FOXP3(+ )T(regs )and B7-H1(+)/PD-1(+ )T lymphocytes co-infiltrate the tumor tissues of high-risk breast cancer patients: Implication for immunotherapy

BACKGROUND: Recent studies have demonstrated a direct involvement of B7-H1, PD-1 and FOXP3 molecules in the immune escape of cancer. B7-H1 is an inhibitory molecule that binds to PD-1 on T lymphocytes, while FOXP3 is a marker for regulatory T cells (T(regs)). We have previously demonstrated the association of B7-H1-expressing T infiltrating lymphocytes (TIL) with high-risk breast cancer patients while other studies reported the involvement of FOXP3+ T(regs )as a bad prognostic factor in breast tumors. Although the co-existence between the two types of cells has been demonstrated in vitro and animal models, their relative infiltration and correlation with the clinicopathological parameters of cancer patients have not been well studied.
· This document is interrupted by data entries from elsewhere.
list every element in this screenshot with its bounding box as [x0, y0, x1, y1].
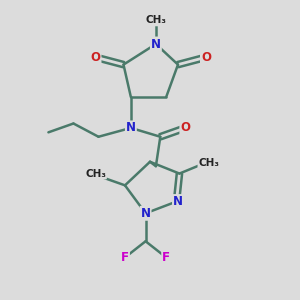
- Text: CH₃: CH₃: [198, 158, 219, 168]
- Text: N: N: [173, 195, 183, 208]
- Text: F: F: [162, 251, 170, 264]
- Text: CH₃: CH₃: [85, 169, 106, 178]
- Text: O: O: [201, 51, 211, 64]
- Text: O: O: [91, 51, 100, 64]
- Text: N: N: [126, 122, 136, 134]
- Text: N: N: [151, 38, 161, 50]
- Text: N: N: [141, 207, 151, 220]
- Text: CH₃: CH₃: [146, 15, 167, 26]
- Text: F: F: [121, 251, 129, 264]
- Text: O: O: [180, 122, 190, 134]
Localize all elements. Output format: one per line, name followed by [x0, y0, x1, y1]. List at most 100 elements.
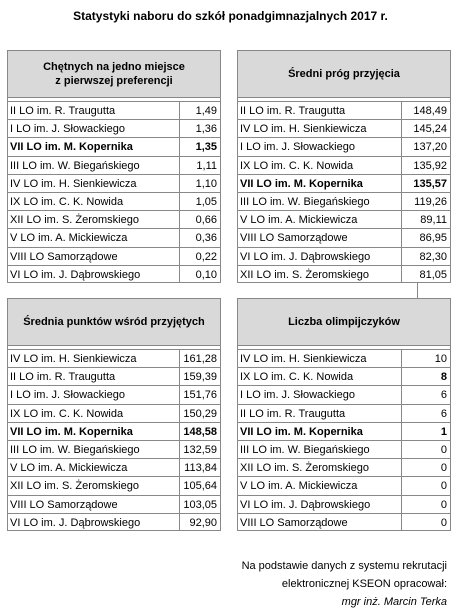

Therefore, we investigated TIL-expressing the B7-H1, PD-1, and FOXP3 molecules, in the microenvironment of human breast tumors and their possible association with the progression of the disease. METHODS: Using immunohistochemistry, tumor sections from 62 breast cancer patients were co-stained for B7-H1, PD-1 and FOXP3 molecules and their expression was statistically correlated with factors known to be involved in the progression of the disease. RESULTS: A co-existence of B7-H1(+ )T lymphocytes and FOXP3(+ )T(regs )was evidenced by the highly significant correlation of these molecules (P < .0001) and their expression by different T lymphocyte subsets was clearly demonstrated. Interestingly, concomitant presence of FOXP3(+ )T(regs), B7-H1(+ )and PD-1(+ )TIL synergistically correlated with high histological grade (III) (P < .001), estrogen receptor negative status (P = .017), and the presence of severe lymphocytic infiltration (P = .022). CONCLUSION: Accumulation of TIL-expressing such inhibitory molecules may deteriorate the immunity of high-risk breast cancer patients and this should encourage vigorous combinatorial immunotherapeutic approaches targeting T(regs )and B7-H1/PD-1 molecules.